If your Thanksgiving dinner always turns out perfectly with all the dishes being served on time and piping hot, then you can stop reading this column and give yourself a well-deserved pat on the back.
If not, I have a few last-minute tips that might help.
Confirm your guest list. Make sure you know what each person is bringing to dinner and how much prep time he or she will need to complete the dish. You don't want a guest to show up a half hour before turkey time with a bag of potatoes instead of a bowl of mashed potatoes.
Evaluate your recipes and make sure you have all necessary ingredients. Check expiration dates on baking supplies and make sure everything is fresh and ready. Finish any last-minute grocery shopping tonight. Wash and chop vegetables and do other prep work.
Make sure that turkey is chilling, not freezing, in the fridge. If you wake up tomorrow and your bird is frozen, draw it a cold water bath. Place the bird, still in its wrapper, in a sink filled with cold tap water. Change the water every half-hour to make sure it stays cold. Be patient. It will take roughly 30 minutes per pound for the bird to thaw.
Set the table tonight. This will save precious time tomorrow. Set out your serving dishes and put a notecard in each that lists what food goes in that dish. This ensures all your food makes it to the table.
Create a timetable. List the time each dish needs to go in the oven and any temperature changes required.
Stock the bar. A nice sparkling wine or dry riesling will pair well with various Thanksgiving courses. If you want red wine, look for lighter pinot noirs and avoid heavy cabernet sauvignons. For dessert, Port finishes the feast on a special note.
Be sure to remove the plastic package of giblets inside your turkey before you put it in the oven. Stuff the turkey with herbs and fruit or vegetables to add flavor but skip the dressing. That should be cooked separately.
To roast your turkey, set your oven to 325 degrees. Follow these guidelines to determine cooking times:
8- to 12-pound bird will need to roast for 2 hours and 45 minutes to 3 hours.
12- to 14-pounder needs 3 hours to 3 hours and 45 minutes.
14- to 18-pound bird needs 3 hours and 45 minutes to 4 hours and 15 minutes.
18- to 20-pound bird needs 4 hours and 15 minutes to 4 hours and 30 minutes.
20- to 24-pounder needs 4 hours and 30 minutes to 5 hours.

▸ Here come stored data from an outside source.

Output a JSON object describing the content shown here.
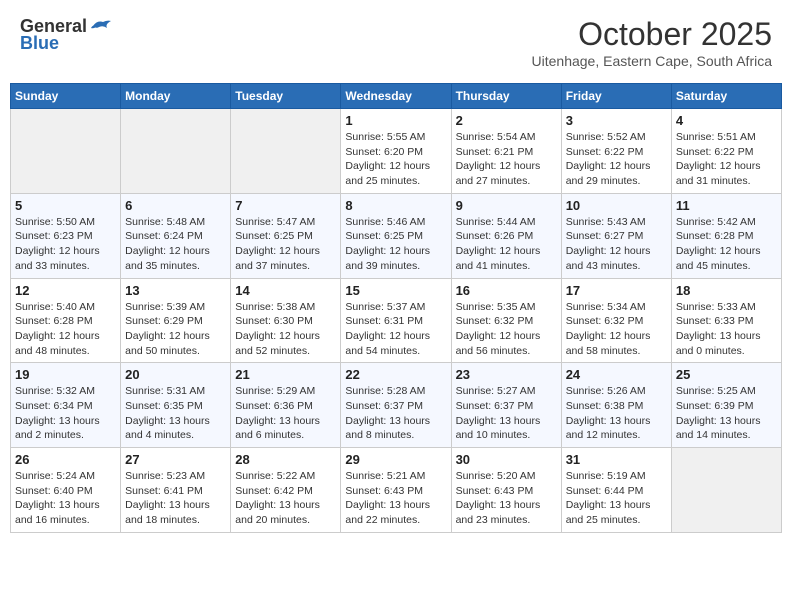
{
  "header": {
    "logo_general": "General",
    "logo_blue": "Blue",
    "month_title": "October 2025",
    "location": "Uitenhage, Eastern Cape, South Africa"
  },
  "days_of_week": [
    "Sunday",
    "Monday",
    "Tuesday",
    "Wednesday",
    "Thursday",
    "Friday",
    "Saturday"
  ],
  "weeks": [
    {
      "days": [
        {
          "num": "",
          "detail": ""
        },
        {
          "num": "",
          "detail": ""
        },
        {
          "num": "",
          "detail": ""
        },
        {
          "num": "1",
          "detail": "Sunrise: 5:55 AM\nSunset: 6:20 PM\nDaylight: 12 hours\nand 25 minutes."
        },
        {
          "num": "2",
          "detail": "Sunrise: 5:54 AM\nSunset: 6:21 PM\nDaylight: 12 hours\nand 27 minutes."
        },
        {
          "num": "3",
          "detail": "Sunrise: 5:52 AM\nSunset: 6:22 PM\nDaylight: 12 hours\nand 29 minutes."
        },
        {
          "num": "4",
          "detail": "Sunrise: 5:51 AM\nSunset: 6:22 PM\nDaylight: 12 hours\nand 31 minutes."
        }
      ]
    },
    {
      "days": [
        {
          "num": "5",
          "detail": "Sunrise: 5:50 AM\nSunset: 6:23 PM\nDaylight: 12 hours\nand 33 minutes."
        },
        {
          "num": "6",
          "detail": "Sunrise: 5:48 AM\nSunset: 6:24 PM\nDaylight: 12 hours\nand 35 minutes."
        },
        {
          "num": "7",
          "detail": "Sunrise: 5:47 AM\nSunset: 6:25 PM\nDaylight: 12 hours\nand 37 minutes."
        },
        {
          "num": "8",
          "detail": "Sunrise: 5:46 AM\nSunset: 6:25 PM\nDaylight: 12 hours\nand 39 minutes."
        },
        {
          "num": "9",
          "detail": "Sunrise: 5:44 AM\nSunset: 6:26 PM\nDaylight: 12 hours\nand 41 minutes."
        },
        {
          "num": "10",
          "detail": "Sunrise: 5:43 AM\nSunset: 6:27 PM\nDaylight: 12 hours\nand 43 minutes."
        },
        {
          "num": "11",
          "detail": "Sunrise: 5:42 AM\nSunset: 6:28 PM\nDaylight: 12 hours\nand 45 minutes."
        }
      ]
    },
    {
      "days": [
        {
          "num": "12",
          "detail": "Sunrise: 5:40 AM\nSunset: 6:28 PM\nDaylight: 12 hours\nand 48 minutes."
        },
        {
          "num": "13",
          "detail": "Sunrise: 5:39 AM\nSunset: 6:29 PM\nDaylight: 12 hours\nand 50 minutes."
        },
        {
          "num": "14",
          "detail": "Sunrise: 5:38 AM\nSunset: 6:30 PM\nDaylight: 12 hours\nand 52 minutes."
        },
        {
          "num": "15",
          "detail": "Sunrise: 5:37 AM\nSunset: 6:31 PM\nDaylight: 12 hours\nand 54 minutes."
        },
        {
          "num": "16",
          "detail": "Sunrise: 5:35 AM\nSunset: 6:32 PM\nDaylight: 12 hours\nand 56 minutes."
        },
        {
          "num": "17",
          "detail": "Sunrise: 5:34 AM\nSunset: 6:32 PM\nDaylight: 12 hours\nand 58 minutes."
        },
        {
          "num": "18",
          "detail": "Sunrise: 5:33 AM\nSunset: 6:33 PM\nDaylight: 13 hours\nand 0 minutes."
        }
      ]
    },
    {
      "days": [
        {
          "num": "19",
          "detail": "Sunrise: 5:32 AM\nSunset: 6:34 PM\nDaylight: 13 hours\nand 2 minutes."
        },
        {
          "num": "20",
          "detail": "Sunrise: 5:31 AM\nSunset: 6:35 PM\nDaylight: 13 hours\nand 4 minutes."
        },
        {
          "num": "21",
          "detail": "Sunrise: 5:29 AM\nSunset: 6:36 PM\nDaylight: 13 hours\nand 6 minutes."
        },
        {
          "num": "22",
          "detail": "Sunrise: 5:28 AM\nSunset: 6:37 PM\nDaylight: 13 hours\nand 8 minutes."
        },
        {
          "num": "23",
          "detail": "Sunrise: 5:27 AM\nSunset: 6:37 PM\nDaylight: 13 hours\nand 10 minutes."
        },
        {
          "num": "24",
          "detail": "Sunrise: 5:26 AM\nSunset: 6:38 PM\nDaylight: 13 hours\nand 12 minutes."
        },
        {
          "num": "25",
          "detail": "Sunrise: 5:25 AM\nSunset: 6:39 PM\nDaylight: 13 hours\nand 14 minutes."
        }
      ]
    },
    {
      "days": [
        {
          "num": "26",
          "detail": "Sunrise: 5:24 AM\nSunset: 6:40 PM\nDaylight: 13 hours\nand 16 minutes."
        },
        {
          "num": "27",
          "detail": "Sunrise: 5:23 AM\nSunset: 6:41 PM\nDaylight: 13 hours\nand 18 minutes."
        },
        {
          "num": "28",
          "detail": "Sunrise: 5:22 AM\nSunset: 6:42 PM\nDaylight: 13 hours\nand 20 minutes."
        },
        {
          "num": "29",
          "detail": "Sunrise: 5:21 AM\nSunset: 6:43 PM\nDaylight: 13 hours\nand 22 minutes."
        },
        {
          "num": "30",
          "detail": "Sunrise: 5:20 AM\nSunset: 6:43 PM\nDaylight: 13 hours\nand 23 minutes."
        },
        {
          "num": "31",
          "detail": "Sunrise: 5:19 AM\nSunset: 6:44 PM\nDaylight: 13 hours\nand 25 minutes."
        },
        {
          "num": "",
          "detail": ""
        }
      ]
    }
  ]
}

The turkey must reach an internal temperature of 165 degrees to be safe to eat. Stick a meat thermometer in the thigh to make sure the meat is done.
Still confused? We searched our archives for some instructional videos. This clip demonstrates how to roast a Thanksgiving turkey.
Here's how to make a Deep Fried Cajun Turkey:
Finally, here's how to carve a turkey:
Need more help? The Butterball Talk Line is open. Call 1-800-BUTTERBALL.
Plan to serve the meal at least half an hour after guests are set to arrive to accommodate late-arriving guests.
Ask for help. You don't have to do everything yourself. Get your family to help you be assigning certain duties. Have someone set the table, someone else fill water glasses and put your husband to work greeting guests at the door and handing them a glass of wine.
Be flexible. When your cousin shows up with her uninvited boyfriend, set an extra plate at the table and pretend you're not frazzled. If your sister suddenly announces she's a vegetarian, give her an extra-large helping of mashed potatoes and don't sit her near the turkey.
Give yourself time to get ready. At least a half hour before your guests arrive, give yourself time to apply your makeup, fix your hair and change into your dinner outfit. You'll feel better if you get yourself ready before the door-bell rings.
Smile and relax. When food burns, wine spills and guests argue, plant a smile on your face and stay calm. Remind yourself that you're doing a great job and that everyone appreciates your efforts even if they can't admit it.